Average crack growth rate evaluated by the Wei and Landes model at -900 and -1050 mV vs. SCE as a function of the average hydrogen diffusion coefficient (Cabrini et al., 2006).

Just as for the results of SSR tests, steels with a comparable hydrogen diffusion coefficient but with a microstructure of tempered martensite type show lower stress corrosion crack growth. The results confirm the observations of Tau et al. (1993), in which they emphasized the role of a preferred path in banded structures – favoring the hydrogen supply along ferrite-pearlite bands – so as to increase the fatigue crack propagation rate.

9 Conclusions

The article reports and summarizes the experimental results that have been collected by the authors on hydrogen diffusion rates and the HE of HSLA steels under CP. The experimental results led to the following conclusions:

• Pipeline steels with different microstructures showed different hydrogen diffusivity and HE susceptibility.
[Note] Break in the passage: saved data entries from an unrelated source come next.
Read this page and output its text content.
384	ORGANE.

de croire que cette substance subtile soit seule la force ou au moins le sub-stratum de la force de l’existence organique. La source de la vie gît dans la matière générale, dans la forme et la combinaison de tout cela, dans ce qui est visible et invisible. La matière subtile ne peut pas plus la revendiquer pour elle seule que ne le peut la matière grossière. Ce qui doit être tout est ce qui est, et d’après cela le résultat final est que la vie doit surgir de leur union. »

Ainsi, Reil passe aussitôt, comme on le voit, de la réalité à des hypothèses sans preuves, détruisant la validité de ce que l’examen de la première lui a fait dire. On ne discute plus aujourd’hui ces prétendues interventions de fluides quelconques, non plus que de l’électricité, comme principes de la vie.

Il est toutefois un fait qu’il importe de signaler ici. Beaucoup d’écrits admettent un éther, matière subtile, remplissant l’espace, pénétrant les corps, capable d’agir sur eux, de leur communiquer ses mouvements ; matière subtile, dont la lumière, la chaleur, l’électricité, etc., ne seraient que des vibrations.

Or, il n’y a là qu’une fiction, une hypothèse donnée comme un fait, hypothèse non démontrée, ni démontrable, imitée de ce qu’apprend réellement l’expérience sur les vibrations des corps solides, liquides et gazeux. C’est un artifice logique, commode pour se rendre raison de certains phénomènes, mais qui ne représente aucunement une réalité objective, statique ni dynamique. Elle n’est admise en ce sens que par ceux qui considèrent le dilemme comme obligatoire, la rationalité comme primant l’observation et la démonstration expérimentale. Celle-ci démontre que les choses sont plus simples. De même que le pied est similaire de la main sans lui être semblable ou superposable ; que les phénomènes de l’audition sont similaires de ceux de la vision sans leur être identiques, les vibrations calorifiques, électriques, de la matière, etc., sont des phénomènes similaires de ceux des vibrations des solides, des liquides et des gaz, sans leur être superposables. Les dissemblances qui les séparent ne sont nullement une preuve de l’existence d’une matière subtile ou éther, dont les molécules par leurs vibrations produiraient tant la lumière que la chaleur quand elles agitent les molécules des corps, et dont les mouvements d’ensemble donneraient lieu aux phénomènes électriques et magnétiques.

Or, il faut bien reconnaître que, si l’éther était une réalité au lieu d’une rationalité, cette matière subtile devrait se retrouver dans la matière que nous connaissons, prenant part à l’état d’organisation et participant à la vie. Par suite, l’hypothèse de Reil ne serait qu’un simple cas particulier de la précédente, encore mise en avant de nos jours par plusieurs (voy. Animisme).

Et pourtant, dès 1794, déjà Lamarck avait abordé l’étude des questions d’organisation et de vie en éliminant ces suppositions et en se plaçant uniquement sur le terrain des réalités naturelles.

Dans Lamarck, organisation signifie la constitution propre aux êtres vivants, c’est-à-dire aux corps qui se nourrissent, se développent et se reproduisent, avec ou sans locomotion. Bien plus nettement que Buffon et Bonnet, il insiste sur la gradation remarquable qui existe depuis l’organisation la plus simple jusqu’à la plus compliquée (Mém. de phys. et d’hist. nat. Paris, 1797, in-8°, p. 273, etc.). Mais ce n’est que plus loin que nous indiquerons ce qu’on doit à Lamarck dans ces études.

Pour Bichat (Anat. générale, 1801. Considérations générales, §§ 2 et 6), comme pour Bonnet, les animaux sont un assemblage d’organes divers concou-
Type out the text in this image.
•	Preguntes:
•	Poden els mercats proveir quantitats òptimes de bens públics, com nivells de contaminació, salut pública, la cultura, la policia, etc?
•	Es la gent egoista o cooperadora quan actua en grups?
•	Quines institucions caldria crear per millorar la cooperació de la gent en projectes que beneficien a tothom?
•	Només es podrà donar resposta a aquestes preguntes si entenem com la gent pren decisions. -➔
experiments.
• Hot-rolled, controlled hot-rolled, and controlled hot-rolled/accelerated cooled steels characterized by a banded microstructure oriented along the rolling direction showed higher diffusivity than quenched/high-temperature-tempered martensitic steels. The former showed higher values for the hydrogen diffusion coefficient along ferrite-pearlite bands.

• All the steels considered were immune to HE under constant load/strain conditions, but the appearance of the HE phenomenon under SSR conditions could be observed. The HE susceptibility is primarily dependent upon the strain rate and applied potential: hot-rolled steels are more susceptible to HE than quenched and high-temperature-tempered steels.

• Differences between hot-rolled vs. quenched and tempered steels, in terms of their HE susceptibility, can be observed only at high strain rates (10^-4 to 10^-5 s^-1). At very low strain rates, HE effects are evident for all of the steels at potentials approaching the thermodynamic threshold for hydrogen evolution. A clear positive correlation between the hydrogen diffusion coefficient and HE susceptibility in SSR tests at 10^-5 s^-1 strain rate was evident. Higher diffusivity was also found for older steel types that are characterized by high carbon and manganese sulfide inclusion content and by coarse ferrite-pearlite banded microstructure. Modern steels with very fine ferrite-pearlite microstructures showed lower hydrogen diffusion coefficients and, consequently, lower HE susceptibility despite the higher tensile strength. HE susceptibility significantly increases with tensile strength in the presence of untempered martensite areas inside the ferrite bands.

• Similar results were obtained using different specimens and methods, i.e. slow bending tests or J-integral tests as well as corrosion fatigue tests. A correlation between the corrosion contribution to the crack growth rate and the hydrogen diffusion coefficient was determined applying the Wei and Landes model. Results were comparable to those obtained by SSR tests.

• SSR tests at relatively high strain rates (10^-4 to 10^-5 s^-1) and different cathodic polarization values allow one to evaluate HE susceptibility in steels with similar microstructures. Hence, the behavior of innovative steels can be compared to that of traditional steels for which the susceptibility to HE is well known, as was suggested by the DNV Recommended Practice guidelines.